A near month-long trek has seen First Nations people from across Canada descend upon Ottawa to seek justice and change to the Indian Act.
The Blinding Light Walk - Tiger Lily movement started in Sudbury, Ont., led by the Chipewyan Prairie First Nation near Fort McMurray, Alta. Walkers like Keith Black completed the near 500-kilometre feat knowing it was less about the distance travelled, and more about a movement centred around change.
"When I first got here, I dropped to my knees right in front of the fire. That's the first time I've ever cried for years. It was tears of hurt," said Black, who is a member of the Chipewyan Prairie First Nation.
On Parliament Hill, a single teepee has been set up for walkers to decompress just a few dozen feet away from the hundreds of shoes commemorating Indigenous children who died in residential schools.
Most people wore orange shirts bearing the phrase "Every Child Matters" to signify the deaths of children in residential schools.
The idea for a long haul walk came following a 140-kilometre walk on Canada Day by members of the same First Nation. At that time, the walk was specifically undertaken to honour lives that had been lost in the residential school system.

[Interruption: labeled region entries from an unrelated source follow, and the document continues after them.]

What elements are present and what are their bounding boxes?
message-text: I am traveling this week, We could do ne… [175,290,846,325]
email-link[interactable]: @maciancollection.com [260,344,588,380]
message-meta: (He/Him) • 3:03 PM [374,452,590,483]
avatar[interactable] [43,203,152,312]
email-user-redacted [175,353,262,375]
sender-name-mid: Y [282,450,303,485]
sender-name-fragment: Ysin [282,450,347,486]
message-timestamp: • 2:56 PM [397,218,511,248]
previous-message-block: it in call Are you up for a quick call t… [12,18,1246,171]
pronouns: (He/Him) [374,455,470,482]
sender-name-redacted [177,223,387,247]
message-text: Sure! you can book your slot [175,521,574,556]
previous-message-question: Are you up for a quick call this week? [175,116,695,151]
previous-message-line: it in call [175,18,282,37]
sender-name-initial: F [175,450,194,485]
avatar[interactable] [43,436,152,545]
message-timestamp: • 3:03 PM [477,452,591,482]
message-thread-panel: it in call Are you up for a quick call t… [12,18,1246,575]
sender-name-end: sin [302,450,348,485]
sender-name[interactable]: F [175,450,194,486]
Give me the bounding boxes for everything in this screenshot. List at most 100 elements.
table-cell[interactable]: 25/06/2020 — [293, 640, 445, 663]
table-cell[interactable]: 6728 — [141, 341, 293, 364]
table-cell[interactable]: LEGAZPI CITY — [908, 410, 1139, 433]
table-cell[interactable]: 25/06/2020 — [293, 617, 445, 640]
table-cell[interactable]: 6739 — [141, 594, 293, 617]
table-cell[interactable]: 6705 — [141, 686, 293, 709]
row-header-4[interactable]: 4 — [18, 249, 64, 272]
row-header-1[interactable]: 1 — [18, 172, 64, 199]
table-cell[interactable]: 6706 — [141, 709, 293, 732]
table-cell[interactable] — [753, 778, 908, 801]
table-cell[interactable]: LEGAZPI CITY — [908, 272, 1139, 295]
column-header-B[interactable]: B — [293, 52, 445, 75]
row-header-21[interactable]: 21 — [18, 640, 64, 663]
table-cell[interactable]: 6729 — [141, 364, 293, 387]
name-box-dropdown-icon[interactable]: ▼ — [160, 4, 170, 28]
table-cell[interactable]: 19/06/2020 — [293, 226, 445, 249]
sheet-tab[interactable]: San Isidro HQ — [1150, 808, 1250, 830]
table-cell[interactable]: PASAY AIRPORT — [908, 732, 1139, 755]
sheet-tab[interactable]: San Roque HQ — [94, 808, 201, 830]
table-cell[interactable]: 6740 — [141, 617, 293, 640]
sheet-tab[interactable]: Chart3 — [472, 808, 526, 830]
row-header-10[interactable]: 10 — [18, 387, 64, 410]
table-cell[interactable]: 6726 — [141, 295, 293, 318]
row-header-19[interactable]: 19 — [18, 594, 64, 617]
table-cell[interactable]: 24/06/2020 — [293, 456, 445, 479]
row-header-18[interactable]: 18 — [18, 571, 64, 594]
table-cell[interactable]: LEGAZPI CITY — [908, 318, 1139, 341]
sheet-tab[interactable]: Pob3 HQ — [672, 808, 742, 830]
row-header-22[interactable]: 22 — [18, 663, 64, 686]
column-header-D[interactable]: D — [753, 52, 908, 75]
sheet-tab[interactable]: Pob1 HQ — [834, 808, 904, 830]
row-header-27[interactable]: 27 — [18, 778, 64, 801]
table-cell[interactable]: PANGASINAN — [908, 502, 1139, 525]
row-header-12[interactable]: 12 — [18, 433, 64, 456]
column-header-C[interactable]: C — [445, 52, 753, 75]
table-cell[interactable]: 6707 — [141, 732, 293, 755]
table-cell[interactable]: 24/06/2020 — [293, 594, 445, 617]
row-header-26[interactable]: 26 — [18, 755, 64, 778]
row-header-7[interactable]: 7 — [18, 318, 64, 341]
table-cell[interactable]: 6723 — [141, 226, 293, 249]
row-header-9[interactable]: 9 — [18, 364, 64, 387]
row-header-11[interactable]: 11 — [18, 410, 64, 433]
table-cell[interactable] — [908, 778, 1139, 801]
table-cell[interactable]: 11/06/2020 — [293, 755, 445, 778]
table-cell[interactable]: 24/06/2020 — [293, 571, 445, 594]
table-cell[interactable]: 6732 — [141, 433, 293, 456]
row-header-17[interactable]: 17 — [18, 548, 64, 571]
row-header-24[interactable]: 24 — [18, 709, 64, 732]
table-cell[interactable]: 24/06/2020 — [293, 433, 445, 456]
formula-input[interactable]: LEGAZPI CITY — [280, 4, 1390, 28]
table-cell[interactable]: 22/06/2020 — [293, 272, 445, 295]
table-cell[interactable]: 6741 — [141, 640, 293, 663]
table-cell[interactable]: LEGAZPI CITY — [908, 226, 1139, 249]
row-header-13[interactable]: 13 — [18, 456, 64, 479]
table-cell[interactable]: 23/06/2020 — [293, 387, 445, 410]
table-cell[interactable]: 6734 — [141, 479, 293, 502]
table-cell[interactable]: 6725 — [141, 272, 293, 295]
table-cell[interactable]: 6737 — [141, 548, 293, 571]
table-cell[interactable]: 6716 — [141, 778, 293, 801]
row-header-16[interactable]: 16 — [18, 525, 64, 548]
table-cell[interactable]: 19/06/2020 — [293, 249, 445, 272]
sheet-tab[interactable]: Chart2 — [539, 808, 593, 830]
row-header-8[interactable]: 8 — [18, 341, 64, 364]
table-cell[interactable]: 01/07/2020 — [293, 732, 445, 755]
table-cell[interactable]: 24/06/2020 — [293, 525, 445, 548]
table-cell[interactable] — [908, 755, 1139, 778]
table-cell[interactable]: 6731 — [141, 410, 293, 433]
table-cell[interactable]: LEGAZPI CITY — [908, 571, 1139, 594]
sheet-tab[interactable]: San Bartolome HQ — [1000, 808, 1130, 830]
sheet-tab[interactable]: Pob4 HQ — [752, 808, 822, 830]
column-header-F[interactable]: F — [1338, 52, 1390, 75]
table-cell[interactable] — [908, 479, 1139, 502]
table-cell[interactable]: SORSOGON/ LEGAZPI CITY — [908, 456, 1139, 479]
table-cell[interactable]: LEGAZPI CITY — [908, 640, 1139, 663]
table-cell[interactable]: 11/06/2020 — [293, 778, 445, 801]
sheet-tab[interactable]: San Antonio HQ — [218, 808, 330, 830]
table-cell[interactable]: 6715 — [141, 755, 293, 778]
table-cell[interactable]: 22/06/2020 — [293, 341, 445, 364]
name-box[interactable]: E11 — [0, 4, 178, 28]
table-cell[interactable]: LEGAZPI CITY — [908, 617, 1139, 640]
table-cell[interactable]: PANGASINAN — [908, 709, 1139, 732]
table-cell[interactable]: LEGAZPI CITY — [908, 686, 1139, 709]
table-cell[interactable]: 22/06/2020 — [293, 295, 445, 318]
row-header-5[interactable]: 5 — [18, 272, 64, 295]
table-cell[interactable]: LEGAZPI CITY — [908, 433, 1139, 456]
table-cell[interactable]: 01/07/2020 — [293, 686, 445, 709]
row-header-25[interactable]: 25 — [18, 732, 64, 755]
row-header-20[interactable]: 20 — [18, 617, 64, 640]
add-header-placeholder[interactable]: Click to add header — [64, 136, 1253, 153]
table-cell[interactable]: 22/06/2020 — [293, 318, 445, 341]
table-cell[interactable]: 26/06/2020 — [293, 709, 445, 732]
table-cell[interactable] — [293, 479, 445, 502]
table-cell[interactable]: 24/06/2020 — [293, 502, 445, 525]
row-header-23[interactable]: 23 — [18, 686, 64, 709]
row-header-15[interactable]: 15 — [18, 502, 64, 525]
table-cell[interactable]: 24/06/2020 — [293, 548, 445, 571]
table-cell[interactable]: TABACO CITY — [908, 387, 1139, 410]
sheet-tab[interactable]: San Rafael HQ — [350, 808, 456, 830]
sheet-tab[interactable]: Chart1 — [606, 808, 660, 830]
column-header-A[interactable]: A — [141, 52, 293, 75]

Near the end of that walk, Chief Vern Janvier said he had a specific goal for this longer walk to better understand and focus on the pain of families who lost loved ones to residential schools.
"This is for every child that has never made it home," said Trent Bouchier, the youngest walker.
Bouchier, 21, said he could "feel the pain of other children" for each step he took, and it was a time for him to embrace what his people had gone through and learn from the elders.
Other walkers knew this would be more than a physical challenge, and mentally and emotionally they would think of all First Nations in mourning.
"We were hoping [for] challenges ... We wanted to experience and feel some of the pain that the families did," said Candace Black, a member of the Kapawe'no First Nation, who now lives in Chipewyan.
"We wanted to own some of that pain and take the pain away."
Problems with the Indian Act
The Indian Act, created in 1876, controls who qualifies for Indian status, governs First Nation governments, and outlines the responsibility of the Canadian government toward First Nations people.
Keith Black has two children who do not qualify for treaty rights because their mother is white, and that rule needs to change.
"My grandkids' [rights] are something we shouldn't have to fight," he said, adding he'd like to see First Nations have full autonomy over their treaty lands.
Candace Black said it's impossible to achieve the goals of reconciliation until the Indian Act is rectified and altered to how First Nations want.
"We are forgiving people, so we forgive about what happened and we're ready to heal, but we're not going to be ready to heal unless the Indian Act does change," she said.
Organizers of the movement are set to meet with Indigenous Services Minister Marc Miller on Sunday morning.